1 21 U.S.C. Sec. 355(b)(1).
2 See 21 C.F.R. Sec. 312.21.
3 See 21 C.F.R. Part 312.
4 21 C.F.R. Part 812.
5 21 C.F.R. Sec. 812.2(c)(3).
6 Some studies qualify for abbreviated IDE status. 21 C.F.R. Sec. 812.2(b). These studies are subject to less regulation than studies that are subject to a full IDE.
7 21 U.S.C. Secs. 321, et seq.
8 Some diagnostic devices may be able to obtain marketing clearance through a "510(k) premarket notification." This clearance mechanism requires less data, and allows companies greater flexibility in making product changes. See 21 C.F.R. Sec. 807.81(a)(3).
9 See 21 C.F.R. Parts 210, 211, and 820.
10 21 U.S.C. Sec. 351(a)(2)(B) & (h).
11 21 U.S.C. Sec. 331(f).
12 21 U.S.C. Sec. 321(k).
13 21 U.S.C. Sec. 321(m).
14 See, e.g., United States v. Kordel, 335 U.S. 345 (1948).
15 21 U.S.C. Sec. 352(a).
16 21 U.S.C. Sec. 321(n).
17 21 U.S.C. Sec. 352(f)(1).
18 21 C.F.R. Part 202. FDA has not adopted parallel regulations for diagnostic devices.
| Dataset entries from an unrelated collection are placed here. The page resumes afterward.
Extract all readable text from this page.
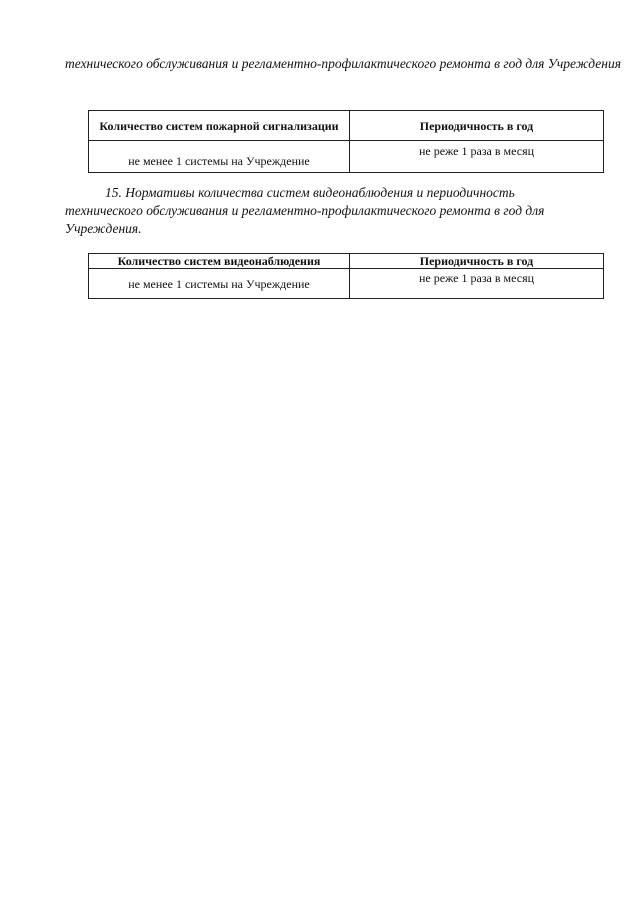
технического обслуживания и регламентно-профилактического ремонта в год для Учреждения

Количество систем пожарной сигнализации	Периодичность в год
не менее 1 системы на Учреждение	не реже 1 раза в месяц

15. Нормативы количества систем видеонаблюдения и периодичность
технического обслуживания и регламентно-профилактического ремонта в год для Учреждения.

Количество систем видеонаблюдения	Периодичность в год
не менее 1 системы на Учреждение	не реже 1 раза в месяц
19 21 C.F.R. Sec. 314.80. Medical devices are also subject to post-market reporting requirements. 21 C.F.R. Part 803. While diagnostic devices are not exempt from these requirements, there tends to be fewer reportable events with these products.
20 See 21 C.F.R. Part 600.
21 21 U.S.C. Sec. 334.
22 21 U.S.C. Sec. 332.
23 See 21 U.S.C. Sec. 333.
24 United States v. Dotterweich, 320 U.S. 277 (1943).
25 See, e.g., National Womens Health Network v. A.H. Robins Co., 545 F. Supp. 1177 (D. Mass. 1982).
26 21 U.S.C. Sec. 360k.
27 Talbot v. C. R. Bard, 63 F.3d 25 (1st Cir. 1995).
28 Medtronic, Inc. v. Lohr, 64 USLW 4625; to be reported at 116 S.Ct. 2239 (1996) (plurality decision; Justice O'Connor, joined by three others, dissented in part, and Justice Breyer wrote a third opinion.
29 Unlike FDA-483s, EIRs are not always available through FOIA requests. FDA will not release an EIR if there is a pending enforcement action against the company.